Compton is a city that reflects the injustice still here in America, but it is a nation-wide problem. An African American attorney last week in downtown Los Angeles spoke about how he flies to the south once a year to represent Black men facing the death penalty pro bono. In just a few years of doing this, he has saved several innocent men from the death penalty. Blacks people are more likely to face more jail time for the same crime committed by a white person and are more likely to be sentenced to death than any other race. They are more likely to be targeted, harassed, and talked to as if they are less than equal human beings by the very people who are supposed to protect them.

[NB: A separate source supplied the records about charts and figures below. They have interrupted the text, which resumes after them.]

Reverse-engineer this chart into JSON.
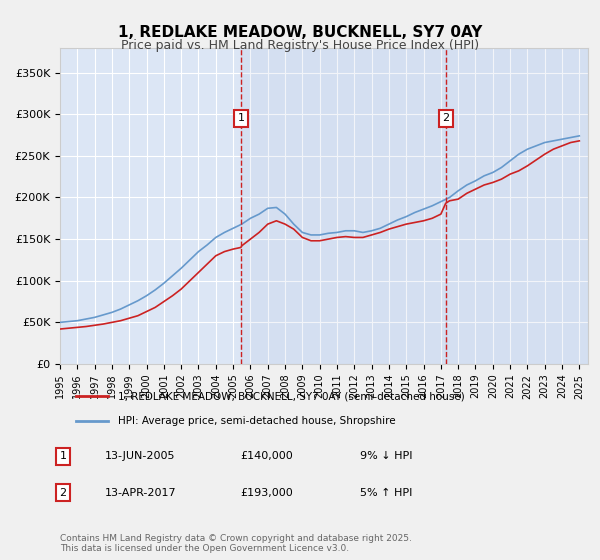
{
  "title1": "1, REDLAKE MEADOW, BUCKNELL, SY7 0AY",
  "title2": "Price paid vs. HM Land Registry's House Price Index (HPI)",
  "background_color": "#e8eef7",
  "plot_bg_color": "#dce6f5",
  "legend_label_red": "1, REDLAKE MEADOW, BUCKNELL, SY7 0AY (semi-detached house)",
  "legend_label_blue": "HPI: Average price, semi-detached house, Shropshire",
  "annotation1_date": "13-JUN-2005",
  "annotation1_price": "£140,000",
  "annotation1_hpi": "9% ↓ HPI",
  "annotation2_date": "13-APR-2017",
  "annotation2_price": "£193,000",
  "annotation2_hpi": "5% ↑ HPI",
  "vline1_x": 2005.45,
  "vline2_x": 2017.28,
  "footer": "Contains HM Land Registry data © Crown copyright and database right 2025.\nThis data is licensed under the Open Government Licence v3.0.",
  "ylim": [
    0,
    380000
  ],
  "xlim": [
    1995,
    2025.5
  ],
  "yticks": [
    0,
    50000,
    100000,
    150000,
    200000,
    250000,
    300000,
    350000
  ],
  "xticks": [
    1995,
    1996,
    1997,
    1998,
    1999,
    2000,
    2001,
    2002,
    2003,
    2004,
    2005,
    2006,
    2007,
    2008,
    2009,
    2010,
    2011,
    2012,
    2013,
    2014,
    2015,
    2016,
    2017,
    2018,
    2019,
    2020,
    2021,
    2022,
    2023,
    2024,
    2025
  ],
  "red_x": [
    1995,
    1995.5,
    1996,
    1996.5,
    1997,
    1997.5,
    1998,
    1998.5,
    1999,
    1999.5,
    2000,
    2000.5,
    2001,
    2001.5,
    2002,
    2002.5,
    2003,
    2003.5,
    2004,
    2004.5,
    2005,
    2005.45,
    2005.5,
    2006,
    2006.5,
    2007,
    2007.5,
    2008,
    2008.5,
    2009,
    2009.5,
    2010,
    2010.5,
    2011,
    2011.5,
    2012,
    2012.5,
    2013,
    2013.5,
    2014,
    2014.5,
    2015,
    2015.5,
    2016,
    2016.5,
    2017,
    2017.28,
    2017.5,
    2018,
    2018.5,
    2019,
    2019.5,
    2020,
    2020.5,
    2021,
    2021.5,
    2022,
    2022.5,
    2023,
    2023.5,
    2024,
    2024.5,
    2025
  ],
  "red_y": [
    42000,
    43000,
    44000,
    45000,
    46500,
    48000,
    50000,
    52000,
    55000,
    58000,
    63000,
    68000,
    75000,
    82000,
    90000,
    100000,
    110000,
    120000,
    130000,
    135000,
    138000,
    140000,
    142000,
    150000,
    158000,
    168000,
    172000,
    168000,
    162000,
    152000,
    148000,
    148000,
    150000,
    152000,
    153000,
    152000,
    152000,
    155000,
    158000,
    162000,
    165000,
    168000,
    170000,
    172000,
    175000,
    180000,
    193000,
    196000,
    198000,
    205000,
    210000,
    215000,
    218000,
    222000,
    228000,
    232000,
    238000,
    245000,
    252000,
    258000,
    262000,
    266000,
    268000
  ],
  "blue_x": [
    1995,
    1995.5,
    1996,
    1996.5,
    1997,
    1997.5,
    1998,
    1998.5,
    1999,
    1999.5,
    2000,
    2000.5,
    2001,
    2001.5,
    2002,
    2002.5,
    2003,
    2003.5,
    2004,
    2004.5,
    2005,
    2005.5,
    2006,
    2006.5,
    2007,
    2007.5,
    2008,
    2008.5,
    2009,
    2009.5,
    2010,
    2010.5,
    2011,
    2011.5,
    2012,
    2012.5,
    2013,
    2013.5,
    2014,
    2014.5,
    2015,
    2015.5,
    2016,
    2016.5,
    2017,
    2017.5,
    2018,
    2018.5,
    2019,
    2019.5,
    2020,
    2020.5,
    2021,
    2021.5,
    2022,
    2022.5,
    2023,
    2023.5,
    2024,
    2024.5,
    2025
  ],
  "blue_y": [
    50000,
    51000,
    52000,
    54000,
    56000,
    59000,
    62000,
    66000,
    71000,
    76000,
    82000,
    89000,
    97000,
    106000,
    115000,
    125000,
    135000,
    143000,
    152000,
    158000,
    163000,
    168000,
    175000,
    180000,
    187000,
    188000,
    180000,
    168000,
    158000,
    155000,
    155000,
    157000,
    158000,
    160000,
    160000,
    158000,
    160000,
    163000,
    168000,
    173000,
    177000,
    182000,
    186000,
    190000,
    195000,
    200000,
    208000,
    215000,
    220000,
    226000,
    230000,
    236000,
    244000,
    252000,
    258000,
    262000,
    266000,
    268000,
    270000,
    272000,
    274000
  ]
}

The time given to a black man has statistically shown to exceed the time a white man is given for the same crime. “Congress Votes To Change Crack Vs. Cocaine Sentencing Laws” addresses the controversy about the laws for carrying crack or cocaine. The crack versus cocaine issue explains how cocaine is a pure drug and should be given more time than the drug, crack that actually dilutes cocaine’s purity. Cocaine is more expensive than crack and therefore typically can only be afforded by those who make up the middle or upper classes. Those living in the lower class can only afford crack and are given more time then those in the upper or middle class who can afford the pure drug cocaine. Blacks and Hispanics make up the majority of the lower classes in America. More time is given for crack than cocaine. This means Blacks and Hispanics receive more time for carrying crack than if they could afford cocaine.
Conclusion
The fact is, America has taken leaps towards bettering itself and reducing crimes against humanity but it is far from perfect. By taking the role as the world’s police, America is insinuating that it does not have wrongs. This is disproved when we look at the treatment of our own citizens in places like Compton. Instead of promoting the failure of low-income communities, the government should lend the people of Compton a helping hand to help them prosper. Making sure that the problems are fixed within, will allow America to then have a bigger impact when helping the rest of the world.
Bibliography
- Feagin, Joe R., and Melvin P. Sikes. Living with Racism: The Black Middle-class Experience. Boston: Beacon, 1994. Print.
- Ehrenreich, Barbara. Nickel and Dimed: On (not) Getting by in America. New York: Metropolitan, 2001. Print.
- “Congress Votes To Change Crack Vs. Cocaine Sentencing Laws.” Breaking News for Black America RSS. N.p., n.d. Web. 06 Mar. 2013.